Gallagher was Donegal manager by the time they next met Dublin in Croke Park in 2016. By then, Gavin’s team were in the early days of developing this new patient style, with constant rotation of possession and a refusal at all costs to carry the ball into no-go areas in the middle of the pitch.

That was the day Ciarán Kilkenny had his 52 possessions, with all the good and bad that implies. Much of it was lateral or backwards and all of it was by design. No longer were they going to try and bulldoze their way down the darkest alleys of a 13-man defence. It took a while to get right – 2016 was by a distance their lowest scoring year of the Gavin era – but it was deliberate and methodical, like a gardener pruning everything back to allow it to bloom better at a later date.

Seven games

“Dublin used to want to just barge down the middle because that’s where they got goals and that’s where they got you,” says Gallagher. “But they know that the strength of a Tyrone or a Donegal or a Monaghan or, this coming Sunday, a Galway, is clogging that middle sector and turning the ball over.

“They have adapted their approach to play with more depth. Yes, they have players inside but they play with more width and they don’t take the same risks with the ball that they did. They used to punt-kick a lot of balls inside whereas now they prefer to fist-pass it in. Or if they have to kick it, they play it with the inside of their boot so they’re almost guaranteed to win the ball. They don’t want to feed the opposition with turnovers, particularly the teams that are perceived as defensive and counter-attacking.”

Since the 2014 game, Dublin have played seven games against teams primarily setting up with a massed defence – (in order) Westmeath, Fermanagh, Donegal, Monaghan, Tyrone, Donegal and Tyrone again. They have been behind for a sum total of nine minutes, six of them in this year’s Super-8s.
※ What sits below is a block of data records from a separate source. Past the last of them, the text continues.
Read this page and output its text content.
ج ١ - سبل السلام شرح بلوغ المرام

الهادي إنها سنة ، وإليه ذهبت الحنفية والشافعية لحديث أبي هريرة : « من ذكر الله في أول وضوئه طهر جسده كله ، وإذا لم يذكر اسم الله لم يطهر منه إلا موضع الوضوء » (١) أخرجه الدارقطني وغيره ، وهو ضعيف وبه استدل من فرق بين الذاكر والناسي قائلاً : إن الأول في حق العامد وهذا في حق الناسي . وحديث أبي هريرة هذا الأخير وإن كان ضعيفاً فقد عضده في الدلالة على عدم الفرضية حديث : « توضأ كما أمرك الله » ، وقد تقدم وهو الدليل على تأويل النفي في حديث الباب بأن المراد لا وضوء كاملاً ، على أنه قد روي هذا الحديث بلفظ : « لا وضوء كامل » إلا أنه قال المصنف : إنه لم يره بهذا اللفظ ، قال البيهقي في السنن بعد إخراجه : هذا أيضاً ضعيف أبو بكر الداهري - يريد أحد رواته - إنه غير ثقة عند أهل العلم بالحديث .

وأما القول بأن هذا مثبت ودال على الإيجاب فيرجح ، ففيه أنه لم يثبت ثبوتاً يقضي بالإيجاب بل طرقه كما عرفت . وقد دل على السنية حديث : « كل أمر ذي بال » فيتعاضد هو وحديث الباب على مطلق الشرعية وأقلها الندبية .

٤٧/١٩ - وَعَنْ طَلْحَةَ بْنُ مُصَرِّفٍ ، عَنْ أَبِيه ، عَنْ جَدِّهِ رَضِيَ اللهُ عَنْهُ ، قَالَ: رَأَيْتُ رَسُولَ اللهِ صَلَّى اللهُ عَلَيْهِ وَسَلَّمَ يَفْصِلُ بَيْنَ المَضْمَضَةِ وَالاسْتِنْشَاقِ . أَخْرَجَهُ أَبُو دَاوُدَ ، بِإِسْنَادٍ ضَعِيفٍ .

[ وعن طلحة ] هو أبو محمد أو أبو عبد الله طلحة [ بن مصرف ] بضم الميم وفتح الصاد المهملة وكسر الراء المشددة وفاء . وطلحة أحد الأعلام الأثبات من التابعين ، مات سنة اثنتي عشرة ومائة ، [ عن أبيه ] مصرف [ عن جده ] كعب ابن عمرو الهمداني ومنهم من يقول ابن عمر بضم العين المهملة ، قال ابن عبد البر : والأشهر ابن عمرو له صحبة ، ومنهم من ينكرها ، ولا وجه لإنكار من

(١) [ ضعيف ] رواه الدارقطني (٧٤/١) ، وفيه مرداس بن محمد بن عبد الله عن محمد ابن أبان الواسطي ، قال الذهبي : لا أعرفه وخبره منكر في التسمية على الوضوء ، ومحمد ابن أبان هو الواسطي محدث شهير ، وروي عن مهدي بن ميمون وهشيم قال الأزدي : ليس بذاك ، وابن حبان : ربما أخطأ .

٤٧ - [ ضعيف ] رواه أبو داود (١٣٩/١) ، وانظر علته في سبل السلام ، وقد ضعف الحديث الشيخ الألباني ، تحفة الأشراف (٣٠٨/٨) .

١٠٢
All of which bodes not overly well for Galway tonight. Kevin Walsh’s side have made the strides that have taken them here by developing a game plan that is first and foremost about containment, turnovers and breakaways. Dublin have shown – never more than against Tyrone last year – that this sort of game is no problem to them. So what options to Galway have?

“Dublin take organised defences and work at disorganising them,” says Gallagher. “They know there is no shot clock and they also know that a huge strength of those teams is counter-attacking. So they refuse to allow those teams that sort of boost.

Needing intensity

"Go back to Tyrone last year, they just refused to allow Peter Harte, Mattie Donnelly and  Tiernan McCann the scope to get the most out of themselves. And why would they? They took away a key strength of Tyrone by not giving the ball away. All year in Ulster, Tyrone had thrived on counter-attacks.

“People talk about needing intensity but it’s very hard to have that intensity when you’re playing a zonal marking system and Dublin are stretching the pitch so wide. You have to still be defensive and drop deep with your set-up but I think you have to go with more man-markers. You have to target these players who dominate the ball, whether it’s Brian Fenton, Ciarán Kilkenny, Con O’Callaghan.

“That’s one of the things Mayo have done against them. They still don’t give up a lot of space to Dublin, they can have 11, 12 bodies back. But they had success with specific man-markers on key players, particularly with Lee Keegan limiting Ciarán Kilkenny’s influence. You’ve got to target two or three key players.”

And that’s just to make it as far as the endgame with the result still a going concern. In the end, Dublin have no fear of a close finish either. They’re 26 games unbeaten in championship since that Year Zero defeat to Donegal in 2014, over which period Gavin and his back-room team have developed a style and a squad built to last long into the future.

Maybe Galway have something up their sleeve, a jack to spring up out of the box and surprise everyone.

It’s just very hard sitting here, knowing what we know about what Dublin know, to imagine what that might be.